Pierre et Gilles have returned to Brussels for the first time since their spectacular 2017 retrospective at Musée d’Ixelles with their new series, Les couleurs du temps.

 

The works are jointly created by the two artists, Pierre as photographer and Gilles as painter. The exhibition is firmly anchored in the contemporary world, opening with a piece in homage to Ukraine, La promesse, in the war-torn country’s colors. Contrasting with the seriousness of the message, Pierre et Gilles produce a gallery of portraits that are now playful, now unsettling. References to sacred and religious icons abound.

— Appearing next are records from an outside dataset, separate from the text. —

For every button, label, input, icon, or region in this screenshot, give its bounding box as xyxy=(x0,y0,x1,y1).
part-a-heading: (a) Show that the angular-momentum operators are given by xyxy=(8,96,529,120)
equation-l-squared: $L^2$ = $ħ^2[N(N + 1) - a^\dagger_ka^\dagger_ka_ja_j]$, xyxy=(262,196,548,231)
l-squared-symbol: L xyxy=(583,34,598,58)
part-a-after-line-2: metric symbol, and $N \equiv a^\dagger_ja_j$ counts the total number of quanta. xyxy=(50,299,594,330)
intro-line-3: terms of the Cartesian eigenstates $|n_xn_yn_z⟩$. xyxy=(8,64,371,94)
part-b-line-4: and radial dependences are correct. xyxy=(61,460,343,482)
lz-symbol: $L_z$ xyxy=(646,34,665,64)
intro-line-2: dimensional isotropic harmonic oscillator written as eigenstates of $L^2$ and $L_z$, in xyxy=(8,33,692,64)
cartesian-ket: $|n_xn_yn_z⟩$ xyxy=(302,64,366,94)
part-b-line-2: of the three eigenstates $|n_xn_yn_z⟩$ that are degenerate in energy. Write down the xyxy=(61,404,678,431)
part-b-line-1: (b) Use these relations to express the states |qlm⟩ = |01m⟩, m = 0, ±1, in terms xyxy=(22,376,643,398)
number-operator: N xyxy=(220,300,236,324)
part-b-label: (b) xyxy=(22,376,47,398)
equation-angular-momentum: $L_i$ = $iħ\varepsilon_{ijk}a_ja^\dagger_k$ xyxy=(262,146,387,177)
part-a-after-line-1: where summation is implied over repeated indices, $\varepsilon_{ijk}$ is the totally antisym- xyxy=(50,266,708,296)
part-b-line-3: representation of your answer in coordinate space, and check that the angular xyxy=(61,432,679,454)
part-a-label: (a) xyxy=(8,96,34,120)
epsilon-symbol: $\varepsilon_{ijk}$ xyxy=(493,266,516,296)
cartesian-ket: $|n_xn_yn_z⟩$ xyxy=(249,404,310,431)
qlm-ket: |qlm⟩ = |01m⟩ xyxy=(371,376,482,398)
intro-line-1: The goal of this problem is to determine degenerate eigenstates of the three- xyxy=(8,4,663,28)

Carefully staged and more complex than ever, the portraits feature unknown as well as familiar faces, from Tahar Rahim to Silly Boy Blue. Together the artists invent new archetypes: young apollos surrounded by pink flamingos, eroticized biblical characters, cursed lovers, and nostalgic sailors.

 

Discreetly, almost imperceptibly, Pierre et Gilles evoke many of the questions facing society today, from sexual identity issues to the phenomena of social exclusion, religious tolerance, the war in Ukraine, global warming, and pollution of the oceans. The ambiguity of their art, lying somewhere between painting and photography, illusion and realism, offers a nuanced vehicle for conveying a message of tolerance in an era torn apart by conflicts and inequalities.

 

Toutes les images / All images : © Courtesy des artistes et Templon, Paris —Brussels — New York

Internationally renowned artists Pierre et Gilles have been producing art together since 1976. Their work has been the focus of numerous major exhibitions, including a retrospective at the Maison Européenne de la Photographie in Paris in 1996, New York’s New Museum in 2000, Museum of Contemporary Art in Shanghai in 2005, and Jeu de Paume in Paris in 2007. In 2017, a comprehensive retrospective entitled Clair-Obscur was held at the Brussels Musée d’Ixelles before moving to MuMa in Le Havre. 2018 they exhibited at the K Museum of Contemporary Art in Seoul. In 2019, two major exhibitions, La Fabrique des idoles at the Philharmonie de Paris - Cité de la Musique, Musée de la Musique and Le goût du cinéma at the La Malmaison art centre in Cannes, met with spectacular public and critical success. In 2022, their work was the subject of the Troubled Waters exhibition at the Spritmuseum in Stockholm.